I couldn’t even close my eyes to blot out the arm reaching for me. I felt its slimy chill brush my cheek as it wound its fingers through my hair. I didn’t resist when it pulled me downwards, it wouldn’t have made a difference. I was the object, I had lost the war. Well, you couldn’t really call it a war, more like a minor skirmish.
By the time I broke the surface of the water, I was almost curious about where it was all going. I had once heard that when you have a dream of falling off a cliff, if you don’t wake up just before you hit the ground you would die for real. Did that mean it’s possible to drown in a dream? It was probably just an old wive’s tale. But then again, maybe it wasn’t. Was there anyone alive who could verify that, yes, they had hit the ground under the cliff whilst dreaming and, yes, they had lived to tell the tale?
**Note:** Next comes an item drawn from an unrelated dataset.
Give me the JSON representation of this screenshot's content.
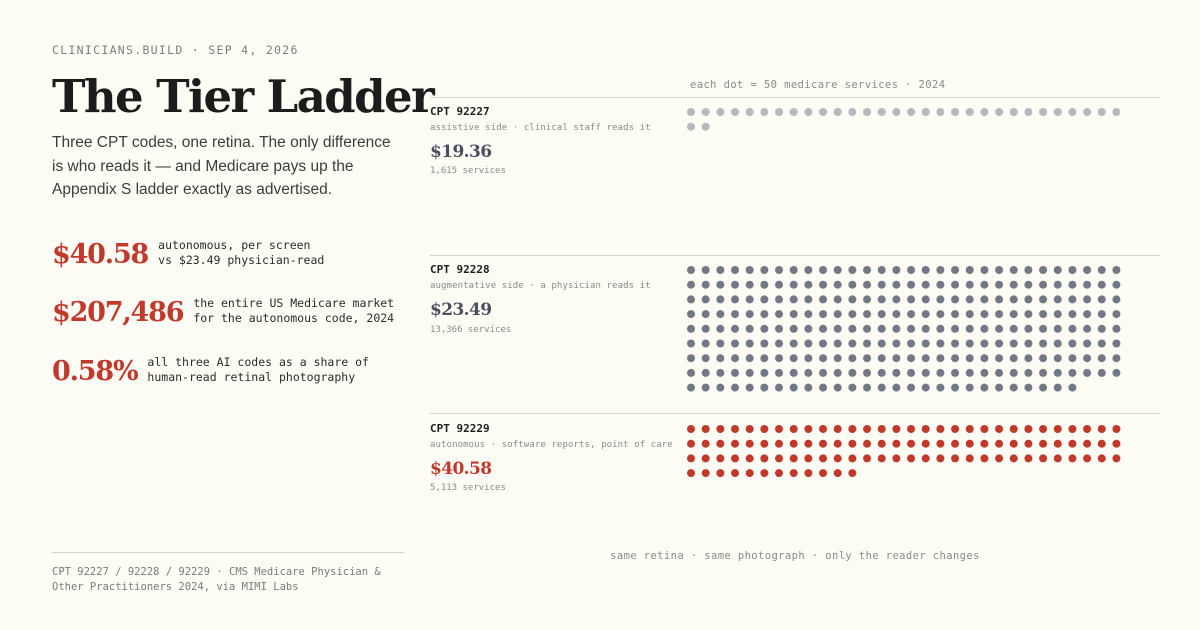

The water kissed me with its cold embrace. It felt thick, syrupy and strangely resistant. So I had been right all along. It reminded me of those quasi-scientific documentaries I had watched as a child where they had turned custard from a liquid into a solid by walking on it. So this was it. This was my ignominious end. I felt numb, fatalistic, and only slightly annoyed that it was gripping my hair far too hard. I could only see its arm, the water was that dark. What if it ripped some out?
I wish I could tell you that I’m still here, but I can’t. I see you from the other side. Of the mirror, that is. I don’t think I’m dead. Maybe this is worse than being dead. The glass won’t break. I see you both come downstairs in the morning, put on your shoes, go to school and work. I see the thing that is and isn’t me follow you downstairs in the morning, make your sandwiches, feed the dog. I see her drift around the house. I wonder if you sleep with her. I wonder if she smells weird. I don’t think she does any work, because I never see her with the laptop. She’s the only one who looks at me, who sees me at all. She smiles at me as if she’s grateful that I took her place. It must be so liberating for her, like a veal calf let out of the crate, blinking into the sunlight. Maybe she’s not me, after all. Maybe she’s something else entirely. Or maybe I’m not me. I wonder if you’ll notice.